Regardless of whether we use a Fibonacci heap, a min heap, or a chain of unselected vertices, the basic implementation strategy is the same. We begin by adding vertex 1 to the set of selected vertices, that is the vertices in TV. We go through n-1 stages. In each of these, a new vertex is selected. This vertex is the one that is nearest to an already selected vertex (i.e., it is a vertex that is not in TV and is connected to a vertex in TV with the least cost edge). To make this selection, we define, for every vertex v not in TV, a distance which equals the cost of the least cost edge that joins this vertex to any vertex in TV. At each stage, the vertex with least distance is selected.

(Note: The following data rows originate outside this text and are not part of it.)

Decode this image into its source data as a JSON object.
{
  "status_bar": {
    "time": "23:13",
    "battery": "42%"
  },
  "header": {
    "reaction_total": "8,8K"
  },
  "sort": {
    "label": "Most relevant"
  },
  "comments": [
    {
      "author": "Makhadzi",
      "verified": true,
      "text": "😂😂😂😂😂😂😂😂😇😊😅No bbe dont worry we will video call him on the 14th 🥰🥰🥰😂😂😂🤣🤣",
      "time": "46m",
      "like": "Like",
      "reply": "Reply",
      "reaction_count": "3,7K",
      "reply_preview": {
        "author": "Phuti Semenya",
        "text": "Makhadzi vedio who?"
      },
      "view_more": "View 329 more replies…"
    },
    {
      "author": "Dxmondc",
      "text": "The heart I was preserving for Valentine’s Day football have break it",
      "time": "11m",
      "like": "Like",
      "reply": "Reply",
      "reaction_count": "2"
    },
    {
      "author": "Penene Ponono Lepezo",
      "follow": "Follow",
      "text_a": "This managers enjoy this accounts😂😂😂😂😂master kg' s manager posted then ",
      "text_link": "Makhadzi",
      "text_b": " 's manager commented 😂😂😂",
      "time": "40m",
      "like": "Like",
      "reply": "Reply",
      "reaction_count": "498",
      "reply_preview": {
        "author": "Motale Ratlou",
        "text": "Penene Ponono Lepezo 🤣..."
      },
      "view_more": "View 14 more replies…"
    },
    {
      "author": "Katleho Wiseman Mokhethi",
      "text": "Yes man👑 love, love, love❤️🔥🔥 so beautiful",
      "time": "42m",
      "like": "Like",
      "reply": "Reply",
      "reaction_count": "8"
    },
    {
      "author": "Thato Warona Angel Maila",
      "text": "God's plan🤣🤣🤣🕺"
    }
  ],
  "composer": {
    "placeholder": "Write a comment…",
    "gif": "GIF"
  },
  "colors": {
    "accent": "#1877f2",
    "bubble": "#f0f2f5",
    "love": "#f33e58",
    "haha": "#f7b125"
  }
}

Suppose that vertex v is selected, its inclusion into TV may reduce the distance values of its adjacent vertices that are currently not in TV. So we need to perform the operations: select the minimum distance vertex and decrease some distance values. Alhough these operations are done best using a Fibonacci heap, they are done fairly efficiently using either (1) a min heap which is augmented by an array location to keep track of the location in heap[] of the distance value of a vertex or (2) a chain and a distance array as used in the shortest paths solution of Program 17.3.